Weirdly, the game has achievements. Well an achievement system called ‘medals’. As with all achievements, the best ones make you appreciate the game more or draw your eye to things you may have missed. Highlights are medals for finding characters who have found their way from other Crystal Chronicles games, general messing around, and medals for experimenting with enemies like the Iron Giant I mentioned above. Lowlights are the medals awarded for collecting rare drops, medals that start off as bronze and change to silver and gold upon repetition and medals for progressing the story mode.
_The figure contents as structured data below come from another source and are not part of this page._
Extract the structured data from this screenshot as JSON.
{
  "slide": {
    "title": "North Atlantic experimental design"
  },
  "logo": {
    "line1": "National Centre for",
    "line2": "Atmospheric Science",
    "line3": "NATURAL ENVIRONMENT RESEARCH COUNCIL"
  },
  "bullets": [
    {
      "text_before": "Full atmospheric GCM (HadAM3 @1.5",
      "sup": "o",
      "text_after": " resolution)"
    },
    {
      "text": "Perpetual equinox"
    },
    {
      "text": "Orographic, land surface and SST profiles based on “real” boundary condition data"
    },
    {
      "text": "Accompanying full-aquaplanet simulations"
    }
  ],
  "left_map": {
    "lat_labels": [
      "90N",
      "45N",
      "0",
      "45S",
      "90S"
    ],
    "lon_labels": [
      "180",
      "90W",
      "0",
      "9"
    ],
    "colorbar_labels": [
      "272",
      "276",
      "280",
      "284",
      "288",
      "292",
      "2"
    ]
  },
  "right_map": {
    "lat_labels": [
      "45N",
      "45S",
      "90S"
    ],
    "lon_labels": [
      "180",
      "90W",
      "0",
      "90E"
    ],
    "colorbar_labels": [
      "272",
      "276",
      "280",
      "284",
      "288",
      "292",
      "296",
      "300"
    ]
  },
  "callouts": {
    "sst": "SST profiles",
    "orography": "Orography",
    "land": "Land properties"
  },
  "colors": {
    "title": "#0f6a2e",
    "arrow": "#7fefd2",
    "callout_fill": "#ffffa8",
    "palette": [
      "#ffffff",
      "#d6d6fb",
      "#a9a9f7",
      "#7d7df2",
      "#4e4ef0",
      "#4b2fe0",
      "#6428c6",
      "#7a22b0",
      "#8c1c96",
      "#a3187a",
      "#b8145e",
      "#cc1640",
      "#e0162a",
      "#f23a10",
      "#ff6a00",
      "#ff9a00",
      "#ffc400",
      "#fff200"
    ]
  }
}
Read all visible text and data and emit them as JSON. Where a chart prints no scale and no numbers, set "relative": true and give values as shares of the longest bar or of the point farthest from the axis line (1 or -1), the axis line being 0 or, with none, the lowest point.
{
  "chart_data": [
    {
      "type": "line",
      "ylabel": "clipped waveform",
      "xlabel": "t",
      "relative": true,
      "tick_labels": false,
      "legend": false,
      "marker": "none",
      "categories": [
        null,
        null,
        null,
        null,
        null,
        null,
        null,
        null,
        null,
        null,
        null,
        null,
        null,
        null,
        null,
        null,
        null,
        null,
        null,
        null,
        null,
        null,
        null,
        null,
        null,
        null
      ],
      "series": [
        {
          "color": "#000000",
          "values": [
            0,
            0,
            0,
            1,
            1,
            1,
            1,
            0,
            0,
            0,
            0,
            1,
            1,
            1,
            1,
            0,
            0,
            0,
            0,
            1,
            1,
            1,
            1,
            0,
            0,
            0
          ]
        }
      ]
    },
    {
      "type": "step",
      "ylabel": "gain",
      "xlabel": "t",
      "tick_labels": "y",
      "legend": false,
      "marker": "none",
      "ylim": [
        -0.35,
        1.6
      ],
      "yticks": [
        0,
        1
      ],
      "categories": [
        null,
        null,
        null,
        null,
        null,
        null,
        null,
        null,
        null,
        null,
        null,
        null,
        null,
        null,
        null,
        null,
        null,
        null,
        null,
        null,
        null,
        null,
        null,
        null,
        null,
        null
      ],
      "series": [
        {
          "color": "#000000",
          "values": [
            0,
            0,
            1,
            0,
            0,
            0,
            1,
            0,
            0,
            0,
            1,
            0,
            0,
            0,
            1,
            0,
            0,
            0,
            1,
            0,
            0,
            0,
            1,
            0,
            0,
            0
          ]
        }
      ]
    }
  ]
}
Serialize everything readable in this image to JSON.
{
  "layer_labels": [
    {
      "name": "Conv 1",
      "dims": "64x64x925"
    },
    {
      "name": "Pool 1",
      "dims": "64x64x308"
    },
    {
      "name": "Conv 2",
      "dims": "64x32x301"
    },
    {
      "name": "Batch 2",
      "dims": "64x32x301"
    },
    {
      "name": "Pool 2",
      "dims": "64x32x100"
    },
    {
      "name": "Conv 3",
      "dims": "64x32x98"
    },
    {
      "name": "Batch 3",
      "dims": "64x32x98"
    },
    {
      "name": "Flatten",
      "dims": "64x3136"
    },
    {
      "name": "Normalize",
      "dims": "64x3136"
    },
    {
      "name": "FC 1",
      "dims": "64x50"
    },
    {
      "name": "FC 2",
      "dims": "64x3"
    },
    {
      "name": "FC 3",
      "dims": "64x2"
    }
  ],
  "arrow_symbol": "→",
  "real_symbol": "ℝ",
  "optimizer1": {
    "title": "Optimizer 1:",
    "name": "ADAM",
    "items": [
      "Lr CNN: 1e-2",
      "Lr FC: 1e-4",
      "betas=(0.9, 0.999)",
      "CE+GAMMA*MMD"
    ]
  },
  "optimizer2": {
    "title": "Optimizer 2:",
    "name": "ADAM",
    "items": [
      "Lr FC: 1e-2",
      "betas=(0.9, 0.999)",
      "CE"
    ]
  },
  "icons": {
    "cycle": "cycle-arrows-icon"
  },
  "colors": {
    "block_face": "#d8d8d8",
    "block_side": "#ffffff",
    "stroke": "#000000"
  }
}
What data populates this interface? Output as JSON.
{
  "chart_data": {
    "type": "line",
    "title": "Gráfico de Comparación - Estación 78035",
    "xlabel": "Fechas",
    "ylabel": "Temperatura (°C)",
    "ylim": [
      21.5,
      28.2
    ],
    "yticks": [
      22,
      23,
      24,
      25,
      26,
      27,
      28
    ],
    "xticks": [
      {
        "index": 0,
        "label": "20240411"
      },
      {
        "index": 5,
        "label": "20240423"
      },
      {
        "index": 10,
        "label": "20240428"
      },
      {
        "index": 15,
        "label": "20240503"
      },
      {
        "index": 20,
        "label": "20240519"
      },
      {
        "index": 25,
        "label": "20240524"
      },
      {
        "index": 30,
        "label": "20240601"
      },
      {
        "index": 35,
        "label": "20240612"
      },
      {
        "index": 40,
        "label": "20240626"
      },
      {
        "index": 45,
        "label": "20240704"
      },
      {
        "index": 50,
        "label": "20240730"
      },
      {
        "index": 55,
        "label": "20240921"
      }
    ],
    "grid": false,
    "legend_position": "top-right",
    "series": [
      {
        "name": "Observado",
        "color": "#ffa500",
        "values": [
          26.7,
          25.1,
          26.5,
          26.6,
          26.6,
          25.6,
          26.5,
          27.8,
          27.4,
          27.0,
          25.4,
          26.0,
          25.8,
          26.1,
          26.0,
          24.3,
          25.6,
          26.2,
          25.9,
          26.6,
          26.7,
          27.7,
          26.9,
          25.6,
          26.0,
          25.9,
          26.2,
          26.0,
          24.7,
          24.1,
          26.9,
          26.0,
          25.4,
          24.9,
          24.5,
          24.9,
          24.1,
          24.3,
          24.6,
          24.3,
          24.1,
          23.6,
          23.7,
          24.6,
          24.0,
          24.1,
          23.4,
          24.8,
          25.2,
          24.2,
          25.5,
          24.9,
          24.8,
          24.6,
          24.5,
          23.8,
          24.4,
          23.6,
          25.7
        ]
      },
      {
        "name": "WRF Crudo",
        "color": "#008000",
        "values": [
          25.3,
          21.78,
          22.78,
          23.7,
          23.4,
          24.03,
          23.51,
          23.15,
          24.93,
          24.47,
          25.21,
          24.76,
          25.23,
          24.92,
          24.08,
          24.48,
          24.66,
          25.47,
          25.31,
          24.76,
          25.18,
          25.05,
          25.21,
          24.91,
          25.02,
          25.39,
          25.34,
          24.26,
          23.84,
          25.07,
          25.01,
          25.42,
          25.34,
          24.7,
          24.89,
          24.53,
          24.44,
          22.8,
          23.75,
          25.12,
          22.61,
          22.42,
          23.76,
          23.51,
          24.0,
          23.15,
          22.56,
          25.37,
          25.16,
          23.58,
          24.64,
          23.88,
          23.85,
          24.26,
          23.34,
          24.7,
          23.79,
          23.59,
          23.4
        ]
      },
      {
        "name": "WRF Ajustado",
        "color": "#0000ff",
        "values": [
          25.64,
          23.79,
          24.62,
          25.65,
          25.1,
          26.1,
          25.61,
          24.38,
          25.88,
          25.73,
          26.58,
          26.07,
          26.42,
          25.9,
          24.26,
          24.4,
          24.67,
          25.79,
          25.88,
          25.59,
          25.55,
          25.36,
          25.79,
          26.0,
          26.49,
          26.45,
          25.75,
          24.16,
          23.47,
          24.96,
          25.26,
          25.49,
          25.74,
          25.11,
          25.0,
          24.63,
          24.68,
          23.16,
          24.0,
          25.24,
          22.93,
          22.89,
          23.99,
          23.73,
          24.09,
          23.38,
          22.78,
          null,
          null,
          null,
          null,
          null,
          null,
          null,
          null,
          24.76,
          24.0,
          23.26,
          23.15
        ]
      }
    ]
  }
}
When you unlock a new medal on the medal board, you are given hints for what you have to do for all adjacent medals. It’s quite a good system that doesn’t turn medal collecting into grinding but doesn’t leave you guessing as to how to collect those missing ones. Importantly, it is all optional, which goes for probably 80% of the game. At the 8 hour mark there’s no pressure to beat 20 of these or 40 of these to trigger the next story scene. The only reason you might spend half an hour trying to scale a big hill or fighting a mob of baddies is purely because you want to and this (have I laboured the point enough?) suits me down to the ground. I love Okami but every time I load it up I end up trying to get back into progression which is handed out bit by bit. With Crystal Bearers it really doesn’t matter.
I think you’ve convinced me to stop sitting on the fence for this one and buy it.
I just picked it up and beat it this week. It really is a sharp little game.
Good news! Still enjoying it? i am I just don’t want it to end….
I plan on rotating back to it in a while and finishing up loose quests and medals.